Nous étions donc là, en France, après une année et demie d'absence. Quelques petits trucs avaient changé mais dans l'ensemble, on avait l'impression d'être partis hier. Les retrouvailles avec mes parents furent très larmoyants, surtout parce que nous avions vécu des moments difficiles pendant ces un an et demie et la haine de ma belle-famille qui m'a brisée au départ et la méchanceté de certains par la suite. J'avais tellement besoin d'être serrée dans les bras par ceux qui m'aiment vraiment, sentir physiquement leur amour ... reprendre une bonne bouffée d'oxygène après ce temps à retenir ma respiration ... En tous les cas, le départ ne fut pas du tout larmoyant, peut-être parce que j'avais repris de la force et qu'on se donnait rendez-vous dans un an.

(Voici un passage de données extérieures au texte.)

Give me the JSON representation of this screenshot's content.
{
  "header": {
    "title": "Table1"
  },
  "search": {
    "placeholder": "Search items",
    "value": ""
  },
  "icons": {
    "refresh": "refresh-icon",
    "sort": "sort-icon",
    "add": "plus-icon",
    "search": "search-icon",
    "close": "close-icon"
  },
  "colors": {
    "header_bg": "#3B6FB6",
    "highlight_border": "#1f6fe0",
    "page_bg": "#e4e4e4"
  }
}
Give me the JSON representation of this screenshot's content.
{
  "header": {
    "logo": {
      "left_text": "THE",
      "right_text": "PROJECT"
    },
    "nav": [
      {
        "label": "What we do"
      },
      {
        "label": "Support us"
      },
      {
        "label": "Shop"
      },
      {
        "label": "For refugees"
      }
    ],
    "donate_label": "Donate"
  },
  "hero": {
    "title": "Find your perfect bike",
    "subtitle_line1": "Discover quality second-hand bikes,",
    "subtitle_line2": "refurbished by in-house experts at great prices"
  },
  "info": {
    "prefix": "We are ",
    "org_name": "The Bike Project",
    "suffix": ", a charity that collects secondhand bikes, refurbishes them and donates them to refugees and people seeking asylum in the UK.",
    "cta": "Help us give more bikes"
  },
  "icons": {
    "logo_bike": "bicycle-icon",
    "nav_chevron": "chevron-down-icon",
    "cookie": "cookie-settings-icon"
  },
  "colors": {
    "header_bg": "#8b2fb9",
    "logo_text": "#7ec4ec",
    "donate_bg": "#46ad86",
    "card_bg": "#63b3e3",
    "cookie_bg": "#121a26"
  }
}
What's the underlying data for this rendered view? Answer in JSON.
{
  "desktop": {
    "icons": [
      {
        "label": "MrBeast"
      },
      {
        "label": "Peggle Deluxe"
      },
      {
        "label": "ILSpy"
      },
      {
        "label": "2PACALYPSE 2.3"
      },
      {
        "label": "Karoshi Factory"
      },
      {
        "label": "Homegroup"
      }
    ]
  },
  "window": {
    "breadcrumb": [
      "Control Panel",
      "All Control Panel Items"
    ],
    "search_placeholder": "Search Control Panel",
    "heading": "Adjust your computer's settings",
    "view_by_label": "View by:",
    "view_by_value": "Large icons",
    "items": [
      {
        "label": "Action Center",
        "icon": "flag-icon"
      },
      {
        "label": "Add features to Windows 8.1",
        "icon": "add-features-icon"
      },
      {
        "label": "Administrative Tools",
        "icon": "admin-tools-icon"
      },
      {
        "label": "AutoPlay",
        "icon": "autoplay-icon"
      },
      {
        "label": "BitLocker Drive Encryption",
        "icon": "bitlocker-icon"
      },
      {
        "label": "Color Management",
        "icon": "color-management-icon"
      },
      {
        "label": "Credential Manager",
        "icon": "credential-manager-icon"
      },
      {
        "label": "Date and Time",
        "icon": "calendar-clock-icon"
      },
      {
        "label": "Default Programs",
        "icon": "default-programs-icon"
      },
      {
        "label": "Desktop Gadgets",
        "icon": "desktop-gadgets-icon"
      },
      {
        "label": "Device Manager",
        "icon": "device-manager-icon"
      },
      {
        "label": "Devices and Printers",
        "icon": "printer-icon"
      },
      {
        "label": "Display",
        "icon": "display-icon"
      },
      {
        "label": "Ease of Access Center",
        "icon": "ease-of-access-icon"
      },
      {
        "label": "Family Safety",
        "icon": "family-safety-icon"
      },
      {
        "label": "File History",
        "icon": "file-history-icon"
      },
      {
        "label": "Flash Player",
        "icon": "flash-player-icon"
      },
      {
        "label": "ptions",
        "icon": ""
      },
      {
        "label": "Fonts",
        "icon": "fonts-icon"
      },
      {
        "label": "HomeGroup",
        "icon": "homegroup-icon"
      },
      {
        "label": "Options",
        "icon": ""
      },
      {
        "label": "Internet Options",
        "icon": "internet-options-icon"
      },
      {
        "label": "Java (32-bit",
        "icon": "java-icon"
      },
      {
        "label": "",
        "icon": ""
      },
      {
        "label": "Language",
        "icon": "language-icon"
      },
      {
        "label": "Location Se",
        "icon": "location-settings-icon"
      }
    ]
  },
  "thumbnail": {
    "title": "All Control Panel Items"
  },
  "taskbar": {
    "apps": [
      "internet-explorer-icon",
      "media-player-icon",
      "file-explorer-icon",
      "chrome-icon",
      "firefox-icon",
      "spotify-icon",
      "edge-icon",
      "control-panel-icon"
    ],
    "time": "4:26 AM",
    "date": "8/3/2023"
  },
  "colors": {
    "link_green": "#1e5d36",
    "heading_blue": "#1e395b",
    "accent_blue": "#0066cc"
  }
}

Nous étions donc heureux d'être de retour. Notre visage illuminait de bonheur et nous sourions, les yeux brillants, l'âme reposée. Nous marchions sur les trottoirs de Versailles et c'est là que j'ai pris conscience de quelque chose que jamais auparavant je n'avais vraiment réalisé : les gens ont l'air si triste ! Ce n'est pas qu'ils font la tête, pas contents (même si y'en a des comme ça); c'est qu'ils sont tout simplement tristes. Rien de gai pour les égayer : le ciel est gris, les immeubles sont gris, les trottoirs gris ... Et puis, ils ne se parlent pas. Une chose de très positif que m'apporte ma vie au Texas est la communication avec autrui. Moi qui était plutôt renfermée, j'ai appris à discuter avec ceux que je ne connais pas. Et puis, ce qui aide est que j'étais contente d'être de retour dans mon élément ;-) Par exemple, lorsque j'ai été faire ma prise de sang (bilan sanguin), l'infirmière ne commençait pas fort sa journée, sa collègue lui ayant fait quelques remarques. Tout naturellement, j'ai commencé à lui faire la conversation, lui demandant même où elle habitait (chose qui ne se fait pas) ... eh bien, on a eu une super conversation. J'ai senti qu'elle avait vraiment besoin de parler, de communiquer mais ça ne se fait tellement pas ici. Quand je l'ai quittée, elle arborait un grand sourire. Elle m'a souhaité un bon retour. Elle était heureuse pour le reste de sa journée (il était 9H).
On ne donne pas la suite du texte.